Finding the laundry room wasn’t a problem. I walked inside and stopped short. There were four washers and four dryers, and all of them must have been at one time top of the line. I gulped. Maybe fifty years ago…
Did they still work? It took me three tries to figure out which buttons operated what and then eventually I got one of them started.
“Artemis, you are a mess.”
Since
neither the washing machine nor the ship answered me, I steeled my resolve to not be so turned on by Wes and made my way back to his room. Back and forth I went until I’d gotten all his clothes, helped by the fact that he wasn’t present when I returned to his living space. When the washers were going, I set about ensuring the rest of his room was spotless. The laundry room had more than just detergent, of which it held in abundance. It also had cleaning supplies to wash up the ship. We might starve but we’d always be able to wash and dry our clothing or mop the floor.

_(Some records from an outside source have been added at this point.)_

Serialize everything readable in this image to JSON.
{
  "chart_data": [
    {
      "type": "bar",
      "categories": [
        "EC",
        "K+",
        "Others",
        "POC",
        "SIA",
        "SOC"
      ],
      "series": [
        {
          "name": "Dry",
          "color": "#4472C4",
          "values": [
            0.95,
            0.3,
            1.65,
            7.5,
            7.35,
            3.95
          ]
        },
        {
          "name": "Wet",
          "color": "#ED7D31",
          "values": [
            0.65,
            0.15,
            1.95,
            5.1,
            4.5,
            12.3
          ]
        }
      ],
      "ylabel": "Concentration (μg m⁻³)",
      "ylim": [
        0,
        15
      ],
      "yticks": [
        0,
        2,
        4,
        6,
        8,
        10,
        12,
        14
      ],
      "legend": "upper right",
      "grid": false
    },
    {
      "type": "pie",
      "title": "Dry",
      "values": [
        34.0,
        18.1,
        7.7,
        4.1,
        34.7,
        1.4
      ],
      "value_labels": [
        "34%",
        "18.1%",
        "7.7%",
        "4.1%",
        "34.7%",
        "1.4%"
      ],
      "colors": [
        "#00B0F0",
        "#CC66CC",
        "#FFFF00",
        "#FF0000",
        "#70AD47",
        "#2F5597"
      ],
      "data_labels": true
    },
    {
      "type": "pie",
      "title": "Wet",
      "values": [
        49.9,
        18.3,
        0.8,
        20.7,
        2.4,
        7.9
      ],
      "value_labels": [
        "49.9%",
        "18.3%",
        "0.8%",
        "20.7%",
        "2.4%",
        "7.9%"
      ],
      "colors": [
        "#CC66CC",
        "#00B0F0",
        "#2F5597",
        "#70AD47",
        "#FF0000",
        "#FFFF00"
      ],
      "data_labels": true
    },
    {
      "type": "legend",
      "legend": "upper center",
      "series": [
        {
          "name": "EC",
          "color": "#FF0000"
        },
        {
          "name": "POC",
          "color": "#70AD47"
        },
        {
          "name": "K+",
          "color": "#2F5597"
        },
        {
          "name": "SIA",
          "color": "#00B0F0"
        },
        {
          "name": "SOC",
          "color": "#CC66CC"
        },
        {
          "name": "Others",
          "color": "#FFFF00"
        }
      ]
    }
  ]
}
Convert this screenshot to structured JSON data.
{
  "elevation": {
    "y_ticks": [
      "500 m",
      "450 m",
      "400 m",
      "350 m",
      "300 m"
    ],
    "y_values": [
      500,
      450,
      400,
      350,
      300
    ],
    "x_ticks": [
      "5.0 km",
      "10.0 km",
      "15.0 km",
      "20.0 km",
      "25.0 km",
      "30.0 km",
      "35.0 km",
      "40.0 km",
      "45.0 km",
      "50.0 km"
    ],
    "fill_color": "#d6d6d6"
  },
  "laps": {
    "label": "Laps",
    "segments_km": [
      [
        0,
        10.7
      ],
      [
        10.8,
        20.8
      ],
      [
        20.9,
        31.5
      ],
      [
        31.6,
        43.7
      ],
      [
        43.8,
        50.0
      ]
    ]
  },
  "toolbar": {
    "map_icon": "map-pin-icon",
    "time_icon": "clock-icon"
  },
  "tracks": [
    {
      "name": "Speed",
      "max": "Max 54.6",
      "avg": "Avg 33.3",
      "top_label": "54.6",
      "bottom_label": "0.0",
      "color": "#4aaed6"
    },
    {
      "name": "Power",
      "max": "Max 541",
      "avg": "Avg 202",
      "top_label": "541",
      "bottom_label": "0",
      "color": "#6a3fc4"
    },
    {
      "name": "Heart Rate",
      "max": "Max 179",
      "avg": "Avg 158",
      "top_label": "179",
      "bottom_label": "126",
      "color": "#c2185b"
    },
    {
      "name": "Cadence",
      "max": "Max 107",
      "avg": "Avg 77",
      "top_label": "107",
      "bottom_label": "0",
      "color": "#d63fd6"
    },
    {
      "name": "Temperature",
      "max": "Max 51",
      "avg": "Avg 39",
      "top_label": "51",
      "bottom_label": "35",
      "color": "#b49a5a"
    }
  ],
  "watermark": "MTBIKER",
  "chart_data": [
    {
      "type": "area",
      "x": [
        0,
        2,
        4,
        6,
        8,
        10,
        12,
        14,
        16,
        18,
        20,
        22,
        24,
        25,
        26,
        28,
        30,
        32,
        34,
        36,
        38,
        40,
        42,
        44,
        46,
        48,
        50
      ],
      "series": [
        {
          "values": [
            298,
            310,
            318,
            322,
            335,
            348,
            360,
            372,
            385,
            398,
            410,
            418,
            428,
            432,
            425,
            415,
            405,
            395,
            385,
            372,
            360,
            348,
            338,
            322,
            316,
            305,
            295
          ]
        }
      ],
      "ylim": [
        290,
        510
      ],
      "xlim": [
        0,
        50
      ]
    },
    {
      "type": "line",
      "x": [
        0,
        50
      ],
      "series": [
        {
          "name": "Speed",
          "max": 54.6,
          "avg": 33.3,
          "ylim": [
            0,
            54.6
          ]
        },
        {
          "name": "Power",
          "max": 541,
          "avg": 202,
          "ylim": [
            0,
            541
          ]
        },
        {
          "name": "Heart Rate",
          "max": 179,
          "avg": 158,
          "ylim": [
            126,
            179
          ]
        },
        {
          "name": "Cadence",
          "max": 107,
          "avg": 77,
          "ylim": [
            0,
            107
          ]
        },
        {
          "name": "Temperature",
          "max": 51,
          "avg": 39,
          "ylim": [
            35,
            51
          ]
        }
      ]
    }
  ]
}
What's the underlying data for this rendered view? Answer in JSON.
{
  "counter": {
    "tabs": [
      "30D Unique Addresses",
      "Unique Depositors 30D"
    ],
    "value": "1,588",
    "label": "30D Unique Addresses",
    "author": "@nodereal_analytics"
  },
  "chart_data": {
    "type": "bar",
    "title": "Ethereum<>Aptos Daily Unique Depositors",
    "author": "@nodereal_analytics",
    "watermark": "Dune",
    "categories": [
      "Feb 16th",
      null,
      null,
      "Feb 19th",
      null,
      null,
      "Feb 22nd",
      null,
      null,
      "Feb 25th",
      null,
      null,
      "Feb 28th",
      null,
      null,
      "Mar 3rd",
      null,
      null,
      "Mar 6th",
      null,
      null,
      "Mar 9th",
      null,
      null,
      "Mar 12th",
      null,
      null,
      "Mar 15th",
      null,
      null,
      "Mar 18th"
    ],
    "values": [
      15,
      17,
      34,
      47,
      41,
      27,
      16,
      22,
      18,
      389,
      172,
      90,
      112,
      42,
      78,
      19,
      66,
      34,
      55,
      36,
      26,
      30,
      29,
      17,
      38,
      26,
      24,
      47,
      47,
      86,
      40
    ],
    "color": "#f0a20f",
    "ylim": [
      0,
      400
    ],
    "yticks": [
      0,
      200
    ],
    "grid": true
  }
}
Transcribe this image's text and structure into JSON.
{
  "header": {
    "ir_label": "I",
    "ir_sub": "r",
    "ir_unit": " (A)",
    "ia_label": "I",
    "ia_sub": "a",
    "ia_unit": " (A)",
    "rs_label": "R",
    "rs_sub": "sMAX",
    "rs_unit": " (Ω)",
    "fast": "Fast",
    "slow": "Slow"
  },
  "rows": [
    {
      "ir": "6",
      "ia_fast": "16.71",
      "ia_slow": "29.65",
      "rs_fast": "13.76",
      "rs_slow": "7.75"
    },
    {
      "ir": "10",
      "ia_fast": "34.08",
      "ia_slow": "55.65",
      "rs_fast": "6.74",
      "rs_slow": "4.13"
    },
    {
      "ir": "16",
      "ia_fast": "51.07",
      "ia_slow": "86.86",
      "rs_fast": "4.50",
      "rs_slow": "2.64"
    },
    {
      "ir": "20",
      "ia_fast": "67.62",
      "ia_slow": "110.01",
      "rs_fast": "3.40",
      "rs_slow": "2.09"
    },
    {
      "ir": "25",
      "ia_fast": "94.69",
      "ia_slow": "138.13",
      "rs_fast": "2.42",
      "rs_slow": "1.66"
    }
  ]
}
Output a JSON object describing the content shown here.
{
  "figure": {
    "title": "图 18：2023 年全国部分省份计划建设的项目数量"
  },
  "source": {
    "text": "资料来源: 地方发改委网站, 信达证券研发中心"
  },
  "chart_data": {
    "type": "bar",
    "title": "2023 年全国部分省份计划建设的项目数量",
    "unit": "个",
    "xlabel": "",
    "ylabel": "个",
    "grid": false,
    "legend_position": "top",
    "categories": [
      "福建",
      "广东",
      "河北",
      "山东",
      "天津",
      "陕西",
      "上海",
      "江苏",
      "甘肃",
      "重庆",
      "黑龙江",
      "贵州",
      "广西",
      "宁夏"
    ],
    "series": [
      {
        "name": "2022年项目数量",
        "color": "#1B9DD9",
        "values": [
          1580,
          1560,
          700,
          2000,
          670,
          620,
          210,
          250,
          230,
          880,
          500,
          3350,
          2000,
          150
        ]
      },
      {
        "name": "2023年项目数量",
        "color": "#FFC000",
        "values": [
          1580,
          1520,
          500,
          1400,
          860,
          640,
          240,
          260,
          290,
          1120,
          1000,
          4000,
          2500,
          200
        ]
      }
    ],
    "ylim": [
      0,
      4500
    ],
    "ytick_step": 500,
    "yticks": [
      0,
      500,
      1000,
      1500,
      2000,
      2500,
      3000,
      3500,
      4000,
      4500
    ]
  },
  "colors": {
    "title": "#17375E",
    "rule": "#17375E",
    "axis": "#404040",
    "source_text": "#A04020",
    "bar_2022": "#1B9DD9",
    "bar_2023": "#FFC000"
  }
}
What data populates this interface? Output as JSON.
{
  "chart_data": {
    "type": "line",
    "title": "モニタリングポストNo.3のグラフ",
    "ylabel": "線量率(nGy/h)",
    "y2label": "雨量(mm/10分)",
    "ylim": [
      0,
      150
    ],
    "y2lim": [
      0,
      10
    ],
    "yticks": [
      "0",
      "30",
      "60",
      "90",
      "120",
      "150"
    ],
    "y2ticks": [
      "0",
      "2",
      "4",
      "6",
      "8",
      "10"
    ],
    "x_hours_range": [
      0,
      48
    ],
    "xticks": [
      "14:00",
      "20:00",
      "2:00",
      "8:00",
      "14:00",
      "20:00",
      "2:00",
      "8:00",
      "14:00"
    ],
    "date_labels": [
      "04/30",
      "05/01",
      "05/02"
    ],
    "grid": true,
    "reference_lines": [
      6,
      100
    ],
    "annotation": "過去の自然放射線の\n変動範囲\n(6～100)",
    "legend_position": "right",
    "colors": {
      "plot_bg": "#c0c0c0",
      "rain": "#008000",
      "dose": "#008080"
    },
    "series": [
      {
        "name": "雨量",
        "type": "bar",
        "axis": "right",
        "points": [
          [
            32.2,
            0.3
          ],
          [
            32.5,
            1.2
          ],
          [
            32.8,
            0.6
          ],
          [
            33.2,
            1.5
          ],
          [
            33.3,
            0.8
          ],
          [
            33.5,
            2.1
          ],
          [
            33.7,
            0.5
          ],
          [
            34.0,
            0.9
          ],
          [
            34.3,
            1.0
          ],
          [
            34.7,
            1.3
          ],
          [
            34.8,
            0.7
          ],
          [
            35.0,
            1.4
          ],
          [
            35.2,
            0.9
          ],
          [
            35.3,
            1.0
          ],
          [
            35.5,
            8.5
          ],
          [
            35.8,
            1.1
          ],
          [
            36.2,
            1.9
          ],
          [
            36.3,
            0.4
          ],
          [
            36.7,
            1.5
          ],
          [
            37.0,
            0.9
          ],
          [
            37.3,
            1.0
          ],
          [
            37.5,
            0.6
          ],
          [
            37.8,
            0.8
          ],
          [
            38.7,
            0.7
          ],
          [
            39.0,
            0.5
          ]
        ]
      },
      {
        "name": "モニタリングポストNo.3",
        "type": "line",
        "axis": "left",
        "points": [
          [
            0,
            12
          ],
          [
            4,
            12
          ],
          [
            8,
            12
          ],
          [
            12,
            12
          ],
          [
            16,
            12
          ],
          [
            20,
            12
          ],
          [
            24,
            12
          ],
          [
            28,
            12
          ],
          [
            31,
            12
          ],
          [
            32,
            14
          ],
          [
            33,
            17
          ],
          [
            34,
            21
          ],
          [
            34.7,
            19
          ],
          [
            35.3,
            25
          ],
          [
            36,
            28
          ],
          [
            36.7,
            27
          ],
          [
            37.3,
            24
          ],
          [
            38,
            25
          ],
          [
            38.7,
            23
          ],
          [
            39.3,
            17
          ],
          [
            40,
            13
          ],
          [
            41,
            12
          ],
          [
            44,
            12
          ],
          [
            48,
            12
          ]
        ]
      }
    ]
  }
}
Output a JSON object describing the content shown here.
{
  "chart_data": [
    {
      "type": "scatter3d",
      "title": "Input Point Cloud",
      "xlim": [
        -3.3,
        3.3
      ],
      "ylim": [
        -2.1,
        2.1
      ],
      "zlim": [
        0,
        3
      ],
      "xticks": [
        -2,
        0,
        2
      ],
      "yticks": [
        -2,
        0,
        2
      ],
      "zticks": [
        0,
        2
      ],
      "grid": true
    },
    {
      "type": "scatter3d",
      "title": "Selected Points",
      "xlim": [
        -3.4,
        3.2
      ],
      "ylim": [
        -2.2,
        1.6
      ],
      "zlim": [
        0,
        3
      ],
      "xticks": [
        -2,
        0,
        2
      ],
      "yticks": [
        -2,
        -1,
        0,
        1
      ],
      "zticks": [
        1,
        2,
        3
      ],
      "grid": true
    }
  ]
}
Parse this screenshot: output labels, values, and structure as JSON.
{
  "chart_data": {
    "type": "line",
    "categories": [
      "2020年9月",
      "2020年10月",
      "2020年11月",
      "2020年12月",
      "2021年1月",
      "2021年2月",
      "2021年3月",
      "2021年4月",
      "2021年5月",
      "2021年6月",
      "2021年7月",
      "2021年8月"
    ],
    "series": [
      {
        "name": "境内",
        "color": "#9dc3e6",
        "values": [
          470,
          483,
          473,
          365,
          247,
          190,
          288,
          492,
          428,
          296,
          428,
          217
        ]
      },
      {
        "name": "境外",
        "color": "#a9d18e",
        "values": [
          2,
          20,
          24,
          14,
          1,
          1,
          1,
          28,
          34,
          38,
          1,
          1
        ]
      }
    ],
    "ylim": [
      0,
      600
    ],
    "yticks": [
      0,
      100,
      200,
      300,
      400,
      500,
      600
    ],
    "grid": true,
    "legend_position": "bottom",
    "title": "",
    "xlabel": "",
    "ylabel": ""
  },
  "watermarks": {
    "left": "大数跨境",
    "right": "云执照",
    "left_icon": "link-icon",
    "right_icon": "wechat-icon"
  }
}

I was down on my hands and knees scrubbing his floor when he came in.
“Shit, honey, what are you doing?” He dropped something with a very large bang and squatted next to me. “You’re pregnant. You shouldn’t be scrubbing. You’re not the maid.”
“Do we have a maid?” If we did I’d yet to see him or her.
He grabbed the sponge from my hand and threw it over his shoulder. I could have screamed. Someone, namely me, would have to pick that up. Wes grabbed one of the clean shirts I’d folded and put it on, slipping it over his head until it covered his impressive abs. My head spun from wanting to reach out and yet resisting the urge. “We don’t have cleaning help, but that doesn’t make it your job.”
I sat back, wiping the sweat off my brow with the back of my hand. “Are you going to?”
“I would.” He rubbed at eyes, the dark circles more evident when he did. “I…I fuck a lot of things up.”
I raised my hand and he took it, helping me to my feet. “You screw up cleaning?”
Wes let go of my fingers and sat on the bed. “There are things I do really well and other circumstances I really can’t seem to manage.”
My back ached. He was right. I shouldn’t have gotten on the floor. However, the part of the room I’d started scrubbing shone, which constituted at least something I could be proud of.
“Cleaning is one of those things you screw up?”
“I…I got thrown out of my house when I was fifteen for failing the ‘caring for myself’ portion of our school exams.” He covered his eyes with his hands.